SETU
A digital bridge between Gurukulam school staff and higher authorities. School staff report issues, track them in real time, and escalation happens automatically if officials don't respond — so no student welfare concern is ever lost in transit.
SETU (Smart Escalation & Tracking Utility) is an open-source, AI-assisted grievance reporting and escalation management system built for TGTWREIS Gurukulam schools — government-run tribal welfare residential institutions in Telangana, India.
The core problem SETU solves is a long-standing communication failure between school-level staff and the district and state officials who have the authority to act. When a water pump breaks, a dormitory roof is damaged, or a student safety concern arises, school staff currently file paper reports that pass through five administrative layers with no tracking, no accountability, and no feedback. What should take days takes months. Students — from some of India's most marginalized communities — live with the consequences.
SETU replaces this broken chain with a structured digital platform. School staff submit issues in under two minutes. An AI keyword classifier automatically assigns urgency. Officials receive instant notifications and work from a priority-ranked dashboard where older unresolved issues continuously accrue weight — so nothing is buried by newer arrivals. If an official fails to act, a five-stage human-first escalation ladder kicks in, culminating in automatic escalation to state-level administrators only after every human-opportunity stage has been attempted and failed.
The system includes structural safeguards against misuse: original reports are immutable, officials cannot silently close issues without school confirmation, cross-hierarchy visibility ensures state admins can always see every issue regardless of district-level inaction, and an anonymous bypass channel exists for headmasters who believe an issue is being deliberately suppressed.
SETU is grounded in real field research — stakeholder interviews and questionnaires conducted with headmasters, teachers, wardens, and district officials across TGTWREIS institutions.
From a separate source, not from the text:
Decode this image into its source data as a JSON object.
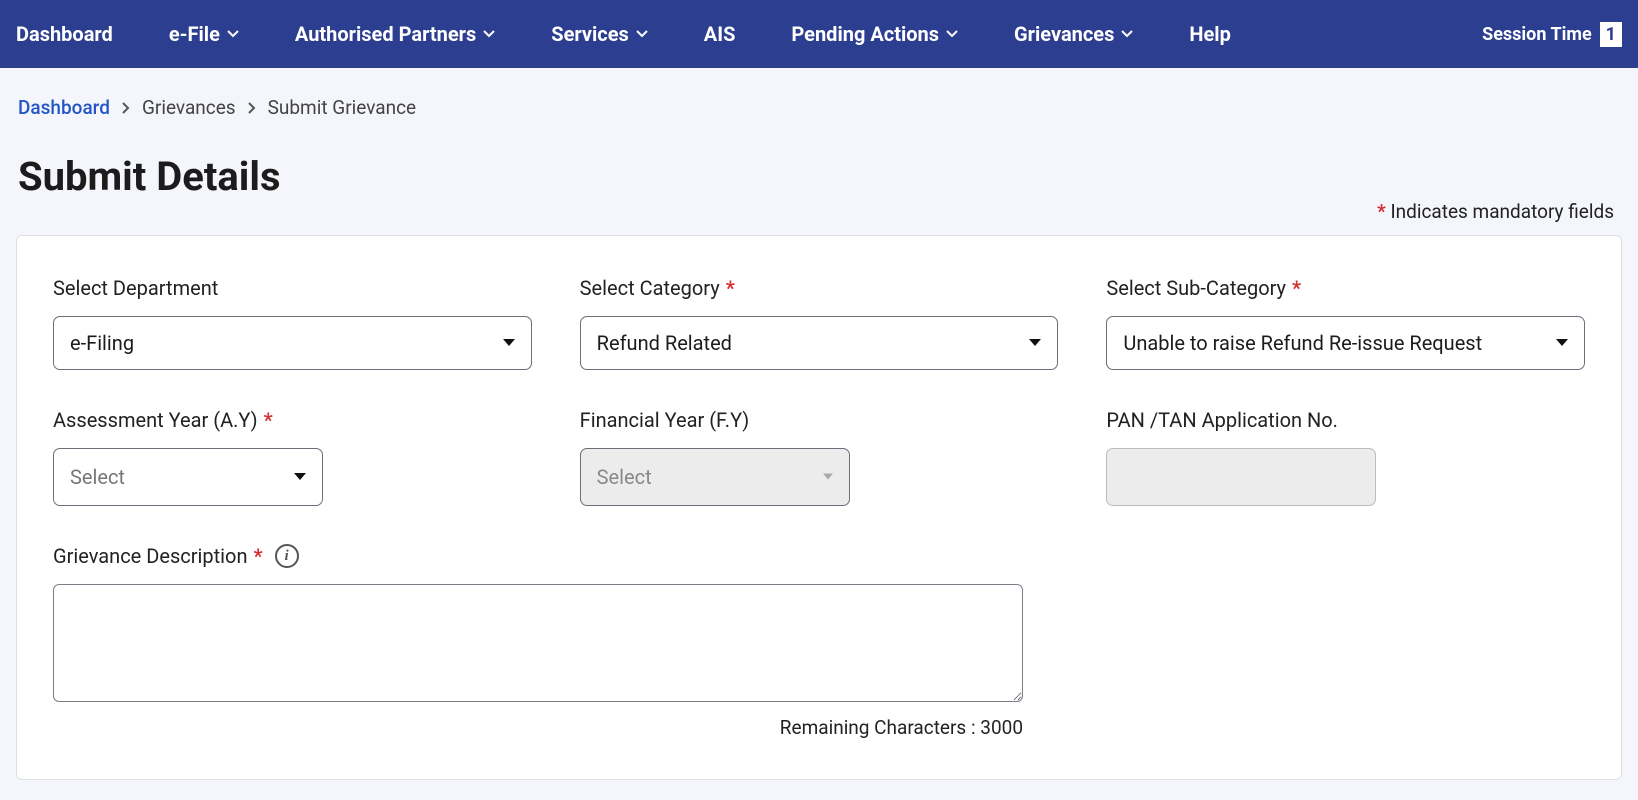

It is built entirely on an open-source stack (Next.js, Node.js, PostgreSQL, Docker) with no proprietary dependencies, and is designed to be self-hosted by any welfare school network in India at zero licensing cost.
The MVP is complete and targets pilot deployment in 3–6 Gurukulam schools during the Millennium Fellowship period (August–November 2026), with a goal of tracking 20+ real institutional issues and measuring a measurable reduction in response times versus the manual process.